Women are starting 49% of new businesses globally, yet receive roughly 2% of venture capital funding. MBI and ETA offer a different path—one where the capital barrier can be removed because funding is tied to the operator’s profile and the quality of the acquisition target, not to a speculative pitch about an untested idea. Stuhler experienced this firsthand. With essentially the same CV, she found fundraising for her MBI vehicle easier than raising money for a consumer startup. The pitch was about her track record and operational experience—things she could demonstrate, not things which would maybe happen in the future in a saturated market.
As for risk appetite, Stuhler pushes back against the idea that women are inherently more risk-averse. Anyone who pursues MBI must have a tolerance for uncertainty. The real differentiator is not gender but temperament: are you the kind of person who can take the leap into an adventure where the outcome is unclear?
This view is echoed at the platform level. Natalia Zeranska, Chief Talent Officer at AIA, frames it in terms of what actually drives success in acquisition-led entrepreneurship: "At AIA, we are completely committed to creating a platform where both women and men are supported and empowered to launch a successful MBI. We need to tell more stories about women in ETA because we know that our operating partners will succeed because they can build strong, trust-based relationships with sellers, customers, suppliers, and employees.

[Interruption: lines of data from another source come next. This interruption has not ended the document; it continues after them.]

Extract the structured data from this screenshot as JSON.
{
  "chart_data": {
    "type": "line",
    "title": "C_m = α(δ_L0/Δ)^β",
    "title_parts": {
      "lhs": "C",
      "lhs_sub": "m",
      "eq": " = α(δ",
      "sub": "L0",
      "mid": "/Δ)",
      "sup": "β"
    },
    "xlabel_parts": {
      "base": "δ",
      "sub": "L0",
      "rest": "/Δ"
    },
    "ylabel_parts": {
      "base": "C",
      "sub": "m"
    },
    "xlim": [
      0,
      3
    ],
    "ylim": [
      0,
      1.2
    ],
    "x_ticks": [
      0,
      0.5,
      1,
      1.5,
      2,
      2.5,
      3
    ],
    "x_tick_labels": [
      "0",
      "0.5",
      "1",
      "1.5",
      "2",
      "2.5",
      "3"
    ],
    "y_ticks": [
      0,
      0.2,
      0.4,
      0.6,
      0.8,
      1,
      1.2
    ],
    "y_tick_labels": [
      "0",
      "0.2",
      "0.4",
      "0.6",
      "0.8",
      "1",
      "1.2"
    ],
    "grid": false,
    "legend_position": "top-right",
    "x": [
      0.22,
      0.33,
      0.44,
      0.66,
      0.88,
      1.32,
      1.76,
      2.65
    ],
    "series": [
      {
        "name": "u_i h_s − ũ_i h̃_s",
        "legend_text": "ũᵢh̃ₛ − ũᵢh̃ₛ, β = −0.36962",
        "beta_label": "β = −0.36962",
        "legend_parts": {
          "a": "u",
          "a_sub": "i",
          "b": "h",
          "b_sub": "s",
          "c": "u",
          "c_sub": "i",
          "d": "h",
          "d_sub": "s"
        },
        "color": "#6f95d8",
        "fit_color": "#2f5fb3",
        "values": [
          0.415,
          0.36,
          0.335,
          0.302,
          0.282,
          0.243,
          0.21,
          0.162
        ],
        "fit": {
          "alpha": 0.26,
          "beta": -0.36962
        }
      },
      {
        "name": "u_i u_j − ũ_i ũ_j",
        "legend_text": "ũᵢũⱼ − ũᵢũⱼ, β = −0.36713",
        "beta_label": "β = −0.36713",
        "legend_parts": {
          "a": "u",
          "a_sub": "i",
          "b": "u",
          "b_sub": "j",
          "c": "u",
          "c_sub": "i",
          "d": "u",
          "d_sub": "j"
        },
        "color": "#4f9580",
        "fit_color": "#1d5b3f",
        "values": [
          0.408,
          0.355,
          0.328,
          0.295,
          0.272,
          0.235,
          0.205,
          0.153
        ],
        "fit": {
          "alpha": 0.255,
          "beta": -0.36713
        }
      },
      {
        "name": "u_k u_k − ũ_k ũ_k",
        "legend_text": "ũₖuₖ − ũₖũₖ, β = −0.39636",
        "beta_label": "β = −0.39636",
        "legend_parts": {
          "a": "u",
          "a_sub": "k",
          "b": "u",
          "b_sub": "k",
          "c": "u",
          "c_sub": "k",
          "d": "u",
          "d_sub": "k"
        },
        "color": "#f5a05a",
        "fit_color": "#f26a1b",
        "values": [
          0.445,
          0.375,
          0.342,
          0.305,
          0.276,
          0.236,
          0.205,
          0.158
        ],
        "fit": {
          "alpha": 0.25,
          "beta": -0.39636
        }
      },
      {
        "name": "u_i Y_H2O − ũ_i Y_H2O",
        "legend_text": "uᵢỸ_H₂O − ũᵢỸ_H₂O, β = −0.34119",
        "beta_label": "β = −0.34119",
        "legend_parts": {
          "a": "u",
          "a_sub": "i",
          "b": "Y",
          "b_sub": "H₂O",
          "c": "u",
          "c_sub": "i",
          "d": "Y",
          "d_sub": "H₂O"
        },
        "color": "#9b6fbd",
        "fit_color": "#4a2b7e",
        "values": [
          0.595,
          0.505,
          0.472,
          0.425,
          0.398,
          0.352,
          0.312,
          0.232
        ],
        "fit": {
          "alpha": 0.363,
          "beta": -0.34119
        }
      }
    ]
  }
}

The capacity to cultivate those relationships is not about gender. It's about the skills and the qualities of the individual."
What does Stuhler recommend to encourage more women into this space? Talk about it. Create visibility. Show examples of companies that are not just machinery and engineering—because the Mittelstand includes far more than that. Get universities to teach it. Get banks to support it. And get women who are doing it to share their stories, so that others can look at the path and think: I could do that too.
Even when a search does not result in an acquisition, the experience is not wasted. You see dozens of businesses and business models. You develop negotiation skills, financial acumen, and an understanding of what makes companies tick. Everyone Stuhler knows who went through the process—whether or not they ultimately acquired—found that it opened doors to opportunities they would not have encountered otherwise.
“Do it if you love people as much as numbers,” Stuhler has said. “Because most of ETA is not about deals. It is about empathy, trust, and being the answer to a problem.” For the thousands of family businesses across Europe approaching a succession decision, the question is not whether women can be the answer. It is whether enough women will see MBI as the path—and whether the ecosystem will do its part to make that path visible.